Is A Little Progress A Dangerous Thing?

The Lab is shifting some cost burden from Land to other things of value in Second Life, increasing some fees, encouraging Premium subscriptions, etc.

One thing often mentioned is the increased capacity of land to hold builds: More land impact available per square meter means a landowner shouldn't need to own as much land, so should need to pay less tier for the same build complexity. This, in addition to the (typically) more efficient mesh compared to old prim builds means that land should be a somewhat less important cost in using Second Life, even before land fees were directly reduced (as they were in 2019, but I'm focusing on earlier land CAPACITY effects here).

Does enhanced land capacity really reduce the cost of land for typical SL use cases?

In the familiar case of residential housing, this seems to work. People who already own land won't immediately benefit from it, but new land buyers need to buy less land to hold the same amount of content. There's SOME intrinsic value to a parcel's SIZE independent of its capacity to hold content, but for housing, content capacity seems to be the main factor driving expansion, and so increased object capacity should reduce housing land cost.
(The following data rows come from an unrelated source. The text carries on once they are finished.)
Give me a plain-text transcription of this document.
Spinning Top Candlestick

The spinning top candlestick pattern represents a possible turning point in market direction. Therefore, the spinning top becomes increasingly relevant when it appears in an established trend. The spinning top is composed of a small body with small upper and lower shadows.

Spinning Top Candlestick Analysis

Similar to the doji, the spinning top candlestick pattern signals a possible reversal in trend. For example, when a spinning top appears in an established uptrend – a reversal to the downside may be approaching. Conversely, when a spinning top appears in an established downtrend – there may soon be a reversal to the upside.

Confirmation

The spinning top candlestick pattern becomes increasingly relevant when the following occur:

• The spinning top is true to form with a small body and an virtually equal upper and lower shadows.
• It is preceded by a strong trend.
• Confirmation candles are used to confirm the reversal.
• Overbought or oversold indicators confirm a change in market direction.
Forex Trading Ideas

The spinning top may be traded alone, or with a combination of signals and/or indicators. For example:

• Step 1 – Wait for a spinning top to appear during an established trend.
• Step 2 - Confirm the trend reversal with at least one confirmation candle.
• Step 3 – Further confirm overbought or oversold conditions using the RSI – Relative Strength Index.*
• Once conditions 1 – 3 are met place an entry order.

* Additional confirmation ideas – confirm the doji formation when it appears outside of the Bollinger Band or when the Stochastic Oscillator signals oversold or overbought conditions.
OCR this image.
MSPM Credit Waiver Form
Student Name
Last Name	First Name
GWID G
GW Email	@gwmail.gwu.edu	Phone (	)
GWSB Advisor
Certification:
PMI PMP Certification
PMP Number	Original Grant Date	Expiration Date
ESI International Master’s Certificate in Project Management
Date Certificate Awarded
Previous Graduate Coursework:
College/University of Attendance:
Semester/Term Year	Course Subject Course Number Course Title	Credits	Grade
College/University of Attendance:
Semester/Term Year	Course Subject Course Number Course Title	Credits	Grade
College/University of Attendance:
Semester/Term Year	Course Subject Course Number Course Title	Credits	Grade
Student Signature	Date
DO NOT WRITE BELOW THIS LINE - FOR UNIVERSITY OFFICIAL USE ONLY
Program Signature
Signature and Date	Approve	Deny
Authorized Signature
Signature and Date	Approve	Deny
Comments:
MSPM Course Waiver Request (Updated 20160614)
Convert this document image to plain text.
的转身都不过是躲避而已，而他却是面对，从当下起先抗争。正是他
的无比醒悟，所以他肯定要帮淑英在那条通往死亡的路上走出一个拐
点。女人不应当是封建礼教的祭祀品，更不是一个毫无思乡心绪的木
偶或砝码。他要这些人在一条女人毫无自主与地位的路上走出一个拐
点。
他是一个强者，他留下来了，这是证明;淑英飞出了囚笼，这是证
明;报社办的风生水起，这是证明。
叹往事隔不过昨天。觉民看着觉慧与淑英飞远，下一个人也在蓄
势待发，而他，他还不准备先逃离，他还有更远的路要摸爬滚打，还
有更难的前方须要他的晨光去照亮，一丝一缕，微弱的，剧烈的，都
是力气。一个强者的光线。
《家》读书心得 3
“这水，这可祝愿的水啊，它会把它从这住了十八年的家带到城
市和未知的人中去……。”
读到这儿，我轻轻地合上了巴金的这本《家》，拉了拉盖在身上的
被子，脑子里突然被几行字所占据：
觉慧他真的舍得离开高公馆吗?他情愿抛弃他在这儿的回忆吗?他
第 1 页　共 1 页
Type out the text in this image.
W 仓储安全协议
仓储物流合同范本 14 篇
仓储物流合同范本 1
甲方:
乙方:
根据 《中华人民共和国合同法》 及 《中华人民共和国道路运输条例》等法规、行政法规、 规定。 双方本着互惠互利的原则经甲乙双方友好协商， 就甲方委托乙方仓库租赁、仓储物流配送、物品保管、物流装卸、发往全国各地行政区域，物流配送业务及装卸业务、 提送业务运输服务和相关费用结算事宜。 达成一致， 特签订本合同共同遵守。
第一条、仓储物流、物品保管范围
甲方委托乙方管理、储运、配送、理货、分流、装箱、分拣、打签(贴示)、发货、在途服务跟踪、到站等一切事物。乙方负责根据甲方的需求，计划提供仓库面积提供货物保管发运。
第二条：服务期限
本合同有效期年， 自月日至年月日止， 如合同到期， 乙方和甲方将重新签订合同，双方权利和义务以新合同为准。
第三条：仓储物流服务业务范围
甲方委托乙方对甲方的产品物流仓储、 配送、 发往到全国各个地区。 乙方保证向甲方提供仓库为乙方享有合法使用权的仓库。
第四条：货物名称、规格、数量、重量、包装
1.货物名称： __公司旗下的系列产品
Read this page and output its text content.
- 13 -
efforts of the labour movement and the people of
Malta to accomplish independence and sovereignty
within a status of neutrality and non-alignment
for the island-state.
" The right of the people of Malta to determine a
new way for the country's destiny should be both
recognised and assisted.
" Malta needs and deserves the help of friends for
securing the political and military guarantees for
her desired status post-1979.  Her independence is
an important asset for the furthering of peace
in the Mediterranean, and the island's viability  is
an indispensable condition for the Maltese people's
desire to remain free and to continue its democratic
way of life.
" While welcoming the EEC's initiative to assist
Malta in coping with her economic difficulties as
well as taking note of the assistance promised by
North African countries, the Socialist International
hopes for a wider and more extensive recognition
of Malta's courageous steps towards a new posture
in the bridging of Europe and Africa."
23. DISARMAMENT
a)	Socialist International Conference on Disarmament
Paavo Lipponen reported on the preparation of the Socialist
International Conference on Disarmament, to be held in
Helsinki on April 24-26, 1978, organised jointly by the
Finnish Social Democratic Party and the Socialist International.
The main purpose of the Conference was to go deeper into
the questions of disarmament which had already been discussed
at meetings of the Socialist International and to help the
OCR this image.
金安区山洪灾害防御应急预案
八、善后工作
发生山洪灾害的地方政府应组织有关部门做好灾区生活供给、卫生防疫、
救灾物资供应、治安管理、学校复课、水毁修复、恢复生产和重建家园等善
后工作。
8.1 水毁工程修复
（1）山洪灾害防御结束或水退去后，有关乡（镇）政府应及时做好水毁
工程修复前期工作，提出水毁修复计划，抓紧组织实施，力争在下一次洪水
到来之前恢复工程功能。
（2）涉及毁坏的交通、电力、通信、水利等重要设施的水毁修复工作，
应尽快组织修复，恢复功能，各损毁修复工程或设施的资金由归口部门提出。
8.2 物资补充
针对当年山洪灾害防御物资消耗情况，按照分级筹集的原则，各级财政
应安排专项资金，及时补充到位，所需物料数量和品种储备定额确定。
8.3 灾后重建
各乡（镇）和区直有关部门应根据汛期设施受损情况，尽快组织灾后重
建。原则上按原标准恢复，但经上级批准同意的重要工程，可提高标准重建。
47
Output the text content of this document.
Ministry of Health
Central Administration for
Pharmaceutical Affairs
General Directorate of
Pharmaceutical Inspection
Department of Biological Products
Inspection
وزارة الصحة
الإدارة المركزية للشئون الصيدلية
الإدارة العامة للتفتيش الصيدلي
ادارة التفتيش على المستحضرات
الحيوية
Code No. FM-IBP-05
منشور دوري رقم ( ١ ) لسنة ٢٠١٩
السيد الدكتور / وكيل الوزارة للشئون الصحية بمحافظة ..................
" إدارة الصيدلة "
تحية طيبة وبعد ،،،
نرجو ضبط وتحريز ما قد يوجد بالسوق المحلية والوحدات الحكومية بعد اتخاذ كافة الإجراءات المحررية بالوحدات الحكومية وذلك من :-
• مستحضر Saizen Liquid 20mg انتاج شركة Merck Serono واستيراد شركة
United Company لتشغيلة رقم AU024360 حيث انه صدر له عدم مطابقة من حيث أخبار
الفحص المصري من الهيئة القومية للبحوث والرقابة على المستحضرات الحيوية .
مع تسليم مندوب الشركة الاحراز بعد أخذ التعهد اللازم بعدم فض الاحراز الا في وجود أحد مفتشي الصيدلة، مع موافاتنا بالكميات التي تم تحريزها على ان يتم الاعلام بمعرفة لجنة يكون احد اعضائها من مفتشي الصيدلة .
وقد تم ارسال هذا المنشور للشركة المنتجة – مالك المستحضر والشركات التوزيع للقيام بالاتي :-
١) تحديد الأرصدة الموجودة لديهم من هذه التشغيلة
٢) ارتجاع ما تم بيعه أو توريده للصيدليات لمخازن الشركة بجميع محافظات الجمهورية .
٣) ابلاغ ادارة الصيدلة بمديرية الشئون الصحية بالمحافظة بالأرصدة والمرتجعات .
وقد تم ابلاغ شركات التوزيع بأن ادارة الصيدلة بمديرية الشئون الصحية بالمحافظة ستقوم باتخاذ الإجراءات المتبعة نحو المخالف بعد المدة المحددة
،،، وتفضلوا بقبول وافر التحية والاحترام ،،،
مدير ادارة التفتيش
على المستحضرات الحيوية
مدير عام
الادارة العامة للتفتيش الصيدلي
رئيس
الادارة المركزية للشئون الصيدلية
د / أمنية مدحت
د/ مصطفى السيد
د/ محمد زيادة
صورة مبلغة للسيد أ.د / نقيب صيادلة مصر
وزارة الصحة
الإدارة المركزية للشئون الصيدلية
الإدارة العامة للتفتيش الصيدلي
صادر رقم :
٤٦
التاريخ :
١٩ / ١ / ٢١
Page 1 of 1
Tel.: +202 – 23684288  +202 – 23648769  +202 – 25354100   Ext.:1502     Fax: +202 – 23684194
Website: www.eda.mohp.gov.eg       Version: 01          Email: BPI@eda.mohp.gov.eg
In contrast, another familiar use case, the social club venue, doesn't benefit so directly. That's because land size for a club doesn't so much limit content capacity as it reflects practical avatar capacity. Many clubs need a full region just to comfortably hold their peak avatar count without needing to turn too many away.

The progress in CONTENT capacity just hasn't carried over to improved AVATAR capacity.

We've always heard that it's difficult to scale up avatar capacity. I'd understood this to be a problem for hosting thousands of avatars for a concert or other big event. What I hadn't appreciated before is that it also gets in the way of shifting away from Land the costs of using SL for such a common and important use as club ownership.

There's certainly pressure now to make avatars less demanding, and with Project ARCTAN to improve estimates of how demanding they really are. But even if by magic avatars were to be only half as laggy, it wouldn't really save land costs for clubs because it still wouldn't be practical to pack clubs any tighter on sims; at the same time, clubs are absorbing some of the increased costs, such as event listings, to which the reduced land costs shift.

This isn't to claim that SL social clubs are endangered by this shift; I have no information about that, and any effect may be dwarfed by renewed overall SL activity. Rather, I'm merely marvelling at the complex economics of shifting costs away from land, how it interacts with avatar capacity, and how that may affect the specific uses that have become important to Second Life.

Now, considering the subtlety of these gradual changes in SL, imagine the effects across entirely different platforms. One wonders which seemingly insignificant factors might make SL the "Goldilocks" virtual world.